Gerald R. Clough
Comparing and Contrasting SSL and SET
Since a discussion of these two internet based ecommerce security features is somewhat technical in its nature, I found that the presentation of expert views on each technology's strong points would be preferable to an exercise in trying to change their words around in order to “write” a paper. It is my hope that I can analyze some issues and lead the reader through a brief but informative comparison between two of the major electronic payment alternatives used in e.commerce today. Another part of the discussion is which of the two systems has the most potential to be the system of “tomorrow.”
Definition: SSL (Secure Sockets Layer) security technology helps to improve the safety of Internet communications. SSL is a standard for encrypted client/server communication between network devices. A network protocol, SSL runs on top of TCP/IP (Transmission Control Protocol/Internet Protocol: facilitates connectivity at diverse environments See: Bidgoli, p.292). Web sites commonly use SSL to guard private information such as credit card numbers. See: http://compnetworking.about.com/library/glossary/bldef-ssl.htm
According to Bidgoli: “All the major web server vendors, including Microsoft and Netscape support SSL.” (At page 208.)
Secure Socket Layer (SSL) (developed by Netscape Communications Company) is a standard that encrypts data between a Web browser and a Web server. See: http://www.setco.org/glossary.htm
Bidgoli writes that the SSL protocol provides us with a “relatively secure method to encrypt data.” (Page 208).

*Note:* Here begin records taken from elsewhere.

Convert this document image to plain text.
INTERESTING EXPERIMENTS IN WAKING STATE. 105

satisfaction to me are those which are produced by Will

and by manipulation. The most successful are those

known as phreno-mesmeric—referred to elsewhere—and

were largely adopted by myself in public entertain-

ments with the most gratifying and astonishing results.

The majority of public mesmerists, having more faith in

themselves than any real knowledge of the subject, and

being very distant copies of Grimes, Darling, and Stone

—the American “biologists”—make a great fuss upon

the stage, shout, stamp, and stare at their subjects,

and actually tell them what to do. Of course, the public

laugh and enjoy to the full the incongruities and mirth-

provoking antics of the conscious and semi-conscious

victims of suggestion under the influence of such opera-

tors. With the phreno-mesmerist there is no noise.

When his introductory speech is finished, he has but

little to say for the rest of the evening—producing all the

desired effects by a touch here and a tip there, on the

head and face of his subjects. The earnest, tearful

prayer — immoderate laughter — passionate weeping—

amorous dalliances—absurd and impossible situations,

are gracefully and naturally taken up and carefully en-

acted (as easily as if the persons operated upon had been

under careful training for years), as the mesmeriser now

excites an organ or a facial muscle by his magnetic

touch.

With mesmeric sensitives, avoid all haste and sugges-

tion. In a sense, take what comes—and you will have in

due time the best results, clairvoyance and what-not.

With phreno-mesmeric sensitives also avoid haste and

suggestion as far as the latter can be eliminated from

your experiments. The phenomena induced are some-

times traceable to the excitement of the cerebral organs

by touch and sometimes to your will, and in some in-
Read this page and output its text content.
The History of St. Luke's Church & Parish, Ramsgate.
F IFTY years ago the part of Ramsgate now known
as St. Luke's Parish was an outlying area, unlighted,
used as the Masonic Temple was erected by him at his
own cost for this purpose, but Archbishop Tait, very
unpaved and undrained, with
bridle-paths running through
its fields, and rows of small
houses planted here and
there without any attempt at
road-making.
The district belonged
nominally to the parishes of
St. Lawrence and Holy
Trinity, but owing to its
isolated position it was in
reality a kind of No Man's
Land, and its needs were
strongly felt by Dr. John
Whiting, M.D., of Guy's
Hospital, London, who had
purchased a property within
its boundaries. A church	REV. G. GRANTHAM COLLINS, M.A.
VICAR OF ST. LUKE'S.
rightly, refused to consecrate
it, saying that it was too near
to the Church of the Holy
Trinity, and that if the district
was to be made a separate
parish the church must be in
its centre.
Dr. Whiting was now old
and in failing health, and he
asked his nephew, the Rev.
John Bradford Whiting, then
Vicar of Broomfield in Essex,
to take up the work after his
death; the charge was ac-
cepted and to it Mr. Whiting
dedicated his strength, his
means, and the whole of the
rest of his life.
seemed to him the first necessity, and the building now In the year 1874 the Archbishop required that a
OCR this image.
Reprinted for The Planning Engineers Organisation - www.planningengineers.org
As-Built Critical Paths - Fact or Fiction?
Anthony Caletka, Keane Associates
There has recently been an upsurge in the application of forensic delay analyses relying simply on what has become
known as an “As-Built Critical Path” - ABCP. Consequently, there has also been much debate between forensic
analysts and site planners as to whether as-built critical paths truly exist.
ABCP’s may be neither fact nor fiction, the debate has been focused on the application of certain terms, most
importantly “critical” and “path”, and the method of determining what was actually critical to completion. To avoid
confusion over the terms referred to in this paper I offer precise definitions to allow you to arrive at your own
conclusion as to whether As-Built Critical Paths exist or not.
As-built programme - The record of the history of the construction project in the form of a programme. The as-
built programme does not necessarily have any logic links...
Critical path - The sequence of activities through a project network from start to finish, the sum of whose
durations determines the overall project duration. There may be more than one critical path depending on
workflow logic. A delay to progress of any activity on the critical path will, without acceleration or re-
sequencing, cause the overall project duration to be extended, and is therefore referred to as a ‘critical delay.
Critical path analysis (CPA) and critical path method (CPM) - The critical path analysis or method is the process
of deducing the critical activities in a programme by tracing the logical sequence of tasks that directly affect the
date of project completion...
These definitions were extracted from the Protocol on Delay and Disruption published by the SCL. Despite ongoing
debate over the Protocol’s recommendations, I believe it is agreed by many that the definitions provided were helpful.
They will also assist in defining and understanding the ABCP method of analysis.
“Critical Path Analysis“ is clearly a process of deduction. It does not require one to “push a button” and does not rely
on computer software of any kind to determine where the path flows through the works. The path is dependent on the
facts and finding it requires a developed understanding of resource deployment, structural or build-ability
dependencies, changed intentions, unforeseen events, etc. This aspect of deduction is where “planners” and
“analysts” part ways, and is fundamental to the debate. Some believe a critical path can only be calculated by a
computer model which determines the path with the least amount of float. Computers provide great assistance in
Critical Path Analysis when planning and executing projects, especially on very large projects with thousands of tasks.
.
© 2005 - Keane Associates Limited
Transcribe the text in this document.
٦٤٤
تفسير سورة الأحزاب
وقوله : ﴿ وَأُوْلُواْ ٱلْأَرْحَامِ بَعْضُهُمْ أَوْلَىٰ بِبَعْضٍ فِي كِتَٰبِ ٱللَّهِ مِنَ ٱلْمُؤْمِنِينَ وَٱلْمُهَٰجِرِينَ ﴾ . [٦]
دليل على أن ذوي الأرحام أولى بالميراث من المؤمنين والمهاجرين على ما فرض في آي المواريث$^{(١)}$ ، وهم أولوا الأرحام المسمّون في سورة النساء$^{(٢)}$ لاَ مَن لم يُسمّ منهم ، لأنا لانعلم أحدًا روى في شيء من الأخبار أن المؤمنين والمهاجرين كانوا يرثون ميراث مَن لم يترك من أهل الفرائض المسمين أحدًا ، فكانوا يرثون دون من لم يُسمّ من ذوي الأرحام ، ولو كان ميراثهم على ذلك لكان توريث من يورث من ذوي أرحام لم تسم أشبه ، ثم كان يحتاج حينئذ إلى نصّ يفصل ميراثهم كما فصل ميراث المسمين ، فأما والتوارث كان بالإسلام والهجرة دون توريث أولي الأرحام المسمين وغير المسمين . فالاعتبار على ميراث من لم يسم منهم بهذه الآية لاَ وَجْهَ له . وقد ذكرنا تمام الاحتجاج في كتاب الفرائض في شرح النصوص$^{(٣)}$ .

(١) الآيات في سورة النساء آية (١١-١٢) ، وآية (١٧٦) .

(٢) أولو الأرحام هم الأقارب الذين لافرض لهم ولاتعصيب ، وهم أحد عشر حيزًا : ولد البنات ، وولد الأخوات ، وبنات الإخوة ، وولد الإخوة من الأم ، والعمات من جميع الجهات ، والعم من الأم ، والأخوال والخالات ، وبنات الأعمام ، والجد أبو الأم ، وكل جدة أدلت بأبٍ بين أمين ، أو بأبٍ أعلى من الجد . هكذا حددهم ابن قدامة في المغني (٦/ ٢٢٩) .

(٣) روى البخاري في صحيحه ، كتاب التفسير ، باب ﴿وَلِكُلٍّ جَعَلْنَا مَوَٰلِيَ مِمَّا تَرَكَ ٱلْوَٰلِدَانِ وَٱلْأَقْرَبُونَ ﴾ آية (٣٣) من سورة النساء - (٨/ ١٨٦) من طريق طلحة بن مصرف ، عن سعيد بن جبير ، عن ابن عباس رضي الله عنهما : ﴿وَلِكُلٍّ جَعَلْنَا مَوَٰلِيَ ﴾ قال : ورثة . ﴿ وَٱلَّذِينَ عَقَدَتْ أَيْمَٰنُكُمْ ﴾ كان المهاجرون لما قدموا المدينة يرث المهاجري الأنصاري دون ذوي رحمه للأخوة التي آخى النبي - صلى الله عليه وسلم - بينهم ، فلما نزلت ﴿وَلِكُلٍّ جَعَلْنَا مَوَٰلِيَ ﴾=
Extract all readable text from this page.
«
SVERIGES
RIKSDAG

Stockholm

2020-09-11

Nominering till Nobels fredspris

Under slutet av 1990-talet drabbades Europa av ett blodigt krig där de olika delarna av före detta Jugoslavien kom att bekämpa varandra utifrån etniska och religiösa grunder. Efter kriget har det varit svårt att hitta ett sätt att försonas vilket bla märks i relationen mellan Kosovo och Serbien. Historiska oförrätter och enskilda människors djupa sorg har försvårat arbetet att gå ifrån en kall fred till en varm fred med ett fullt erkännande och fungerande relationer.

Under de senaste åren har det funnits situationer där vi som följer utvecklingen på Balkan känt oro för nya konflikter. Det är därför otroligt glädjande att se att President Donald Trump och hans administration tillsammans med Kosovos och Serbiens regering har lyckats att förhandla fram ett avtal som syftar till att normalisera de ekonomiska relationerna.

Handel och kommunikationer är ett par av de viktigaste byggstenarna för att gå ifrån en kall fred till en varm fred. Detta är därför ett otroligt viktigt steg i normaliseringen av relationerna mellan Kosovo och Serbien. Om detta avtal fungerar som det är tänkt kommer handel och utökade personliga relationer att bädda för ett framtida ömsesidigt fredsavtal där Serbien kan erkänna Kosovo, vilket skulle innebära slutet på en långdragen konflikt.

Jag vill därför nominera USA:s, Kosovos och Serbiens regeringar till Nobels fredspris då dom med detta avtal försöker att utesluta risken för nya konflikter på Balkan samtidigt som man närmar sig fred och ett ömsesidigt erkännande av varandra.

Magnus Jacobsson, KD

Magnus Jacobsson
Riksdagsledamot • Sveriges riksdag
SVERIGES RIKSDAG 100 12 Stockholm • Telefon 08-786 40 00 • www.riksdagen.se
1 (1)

How secure is SSL? An About.Com website discussing some security points in relation to SSL:
“ … SSL comes in two strengths, 40-bit and 128-bit, which refer to the length of the "session key" Netscape Communicator 4.0, enable users to encrypt transactions in 128-bit sessions - trillions of times stronger than 40-bit sessions. Global companies that require international transactions over the web can use global server certificates program to offer strong encryption to their customers. See: http://compnetworking.about.com/gi/dynamic/offsite.htm?site=http%3A%2F%2Fhome.netscape.com%2Fsecurity%2Ftechbriefs%2Fssl.html
SSL is built into all major browsers and web servers; therefore simply installing a digital certificate turns on their SSL capabilities. This of course makes SSL easier for a business to use at the outset. These are the sorts of market advantages that perhaps develop when a protocol like SSL has been invented by and has the support of the major computer players like Microsoft and Netscape rather than “conventional” credit extending companies such as Visa and MasterCard.
The SET (Secure Electronic Transaction) protocol is an open industry standard developed for the secure transmission of payment information over the Internet and other electronic networks. SET has the strong support of two major league credit card companies: Visa and MasterCard (See: Bidgoli at 212). It is apparent that SET is the more secure protocol but with this added security is added complexity and cost. After examining diagrams that illustrate the nature of the transactions, one can see that SET possesses a rather intricate nature that double checks the transaction at least three times. This is in addition to the initial safeguard protection: the issuance of a “certificate” that enables a party to place orders in a highly secure and if needed, anonymous environment. This business enabling certificate has been described by one website as a:
A special kind of digitally signed data structure that contains information about a public key and the owner of the public key. In SET, a certificate is a public key that has been digitally signed by a trusted authority (usually the cardholder's financial institution) to identify the user of the public key. SET defines the following certificate types: signature, key encipherment, certificate signature, and CRL signature. See: http://www.setco.org/glossary.html
The process of certification has been described by the same website as:
The process of ascertaining that a set of requirements or criteria has been fulfilled and attesting to that fact to others, usually with some written instrument. A system that has been inspected and evaluated as fully compliant with the SET protocol by duly authorized parties and process would be said to have been certified compliant. See: http://www.setco.org/glossary.html
In the end what we have is a comparison between an old standby that performs adequately, is relatively easy to use and is widely accepted (SSL) and a possibly up and coming protocol that offers more protections for sure but at what cost (SET). I have no personal knowledge of either system but my hunch is that the system of the future is probably the SET protocol. I believe the major reasons for the marketplace's eventual decision to go with SET will be the faster settlement times (see the early money transfer in Bidgoli's diagram on page 211) and earlier, stronger assurances regarding order integrity. SET will become the industry standard because of SET's back and forth, double check security measures and the fact that SET transfers money early in the transaction process.